## ChannelBuffers.jl

Parallel tasks using pipe streams
# ChannelBuffers

## Introduction

    run( ls → gzip() → "ls.gz")

The ChannelBuffers package integrates the concept of commandline pipelines into Julia. It is not only possible to execute external commands in parallel, but to mix them with internal Tasks and Threads.
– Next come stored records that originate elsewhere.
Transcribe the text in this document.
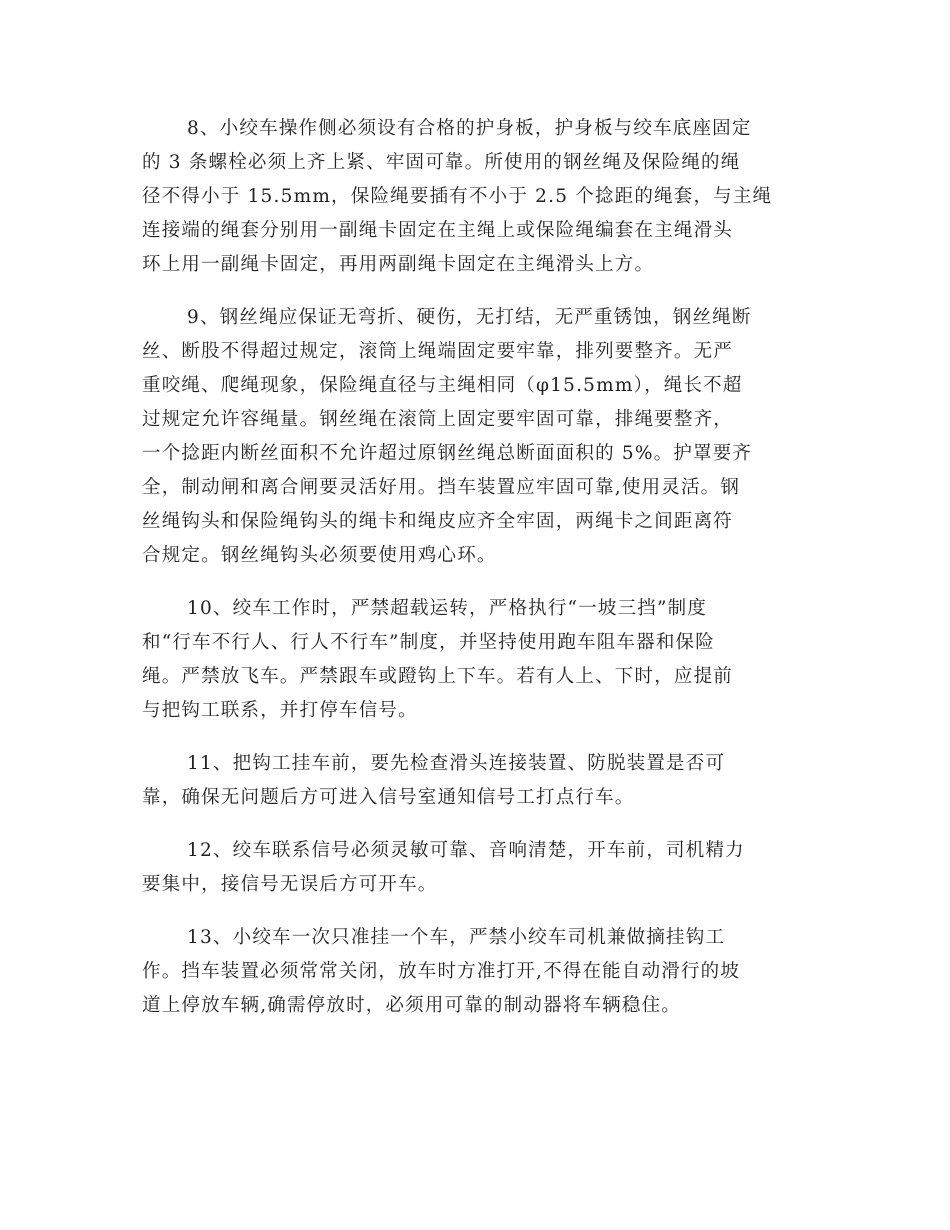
8、小绞车操作侧必须设有合格的护身板，护身板与绞车底座固定
的 3 条螺栓必须上齐上紧、牢固可靠。所使用的钢丝绳及保险绳的绳
径不得小于 15.5mm，保险绳要插有不小于 2.5 个捻距的绳套，与主绳
连接端的绳套分别用一副绳卡固定在主绳上或保险绳编套在主绳滑头
环上用一副绳卡固定，再用两副绳卡固定在主绳滑头上方。

9、钢丝绳应保证无弯折、硬伤，无打结，无严重锈蚀，钢丝绳断
丝、断股不得超过规定，滚筒上绳端固定要牢靠，排列要整齐。无严
重咬绳、爬绳现象，保险绳直径与主绳相同（φ15.5mm），绳长不超
过规定允许容绳量。钢丝绳在滚筒上固定要牢固可靠，排绳要整齐，
一个捻距内断丝面积不允许超过原钢丝绳总断面面积的 5%。护罩要齐
全，制动闸和离合闸要灵活好用。挡车装置应牢固可靠,使用灵活。钢
丝绳钩头和保险绳钩头的绳卡和绳皮应齐全牢固，两绳卡之间距离符
合规定。钢丝绳钩头必须要使用鸡心环。

10、绞车工作时，严禁超载运转，严格执行“一坡三挡”制度
和“行车不行人、行人不行车”制度，并坚持使用跑车阻车器和保险
绳。严禁放飞车。严禁跟车或蹬钩上下车。若有人上、下时，应提前
与把钩工联系，并打停车信号。

11、把钩工挂车前，要先检查滑头连接装置、防脱装置是否可
靠，确保无问题后方可进入信号室通知信号工打点行车。

12、绞车联系信号必须灵敏可靠、音响清楚，开车前，司机精力
要集中，接信号无误后方可开车。

13、小绞车一次只准挂一个车，严禁小绞车司机兼做摘挂钩工
作。挡车装置必须常常关闭，放车时方准打开,不得在能自动滑行的坡
道上停放车辆,确需停放时，必须用可靠的制动器将车辆稳住。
If the user provides functions f, g, h, of the form f(input::IO, output::IO, args...), which read from in input stream and write their results to an output stream, they can execute the functions in parallel tasks.

Note:

Input/Output redirection is denoted by → (\rightarrow), which indicates the direction of data flow. Besides that we support | to denote task pipelines. The symbols < and > known from commandline shells cannot be used, because they bear the semantics of comparison operators in Julia.

## Examples

    tl = run("afile" → closure(f, fargs...) → closure(g, gargs...) → "bfile")
wait(tl)


Some standard closures are predefined, which make that possible:

    tl = run( curl("https::/myurltodownloadfrom.tgz") | gunzip() | tarx("targetdir") )

or

    a = my_object
run( serializer(a) → "file") |> wait

b = open("file") do cin
run(cin → deserializer()) |> fetch
end

## Predefined closures

    tarx(dir) # read files in input directory and write to output stream
tarc(dir) # read input stream and create files in target directory
gzip() # read input stream and write compressed data to output stream
gunzip() # reverse of gzip
transcoder(::Codec) # generalization for other kinds of TranscoderStreams
curl(URL) # download file from URL and write to output stream
serializer(obj) # write serialized for of input object to output stream
deserializer() # read input stream and reconstruct serialized object

## API

To create a user defined task, a function with the signature f(cin::IO, cout::IO, args...) is required. It can be transformed into a BClosure object

        fc = closure(f, args...)::BClosure

which can be run alone or combined with other closures and input/output specifiers. The following Base functions are redefined.

        Base: |, run, pipeline, wait, fetch

which are used as in

    tl = run(fc::BClosure)::BTaskList

pl = in → fc → gc → hc → out
pl = pipeline(fc, gc, hc, stdin=in stdout=out)::BClosureList

tl = run(pl::BClosureList)::BTaskList

The assignments to pl are equivalent.

The pipelined tasks are considered finished, when the statically last task in the list terminates. The calling task can wait for this event with

    wait(tl::BTaskList)::Nothing

If the last task in the pipeline calculates a value, if can be waited for and obtained by

    fetch(tl::BTaskList)::Any

Both wait and fetch throw TaskFailedException if the last task in the list failed.

## Implementation

The internal pipes are implemented by ChannelIO <: IO which uses Channel objects to transport data between tasks. The tasks are spawned on different threads, if multithreading is available (JULIA_NUM_THREADS > 1). Communication endpoints of the pipeline can be arbitrary IO objects or AbstractStrings denoting file names. The files given as strings are appropriately opened and closed.

Element type of BTaskList is BTask, a tagging wrapper around Task. It delegates the most important methods, like wait, fetch, istask....

The full functionality of Base.pipelines is extended with the integration of Base.Cmd and BClosure.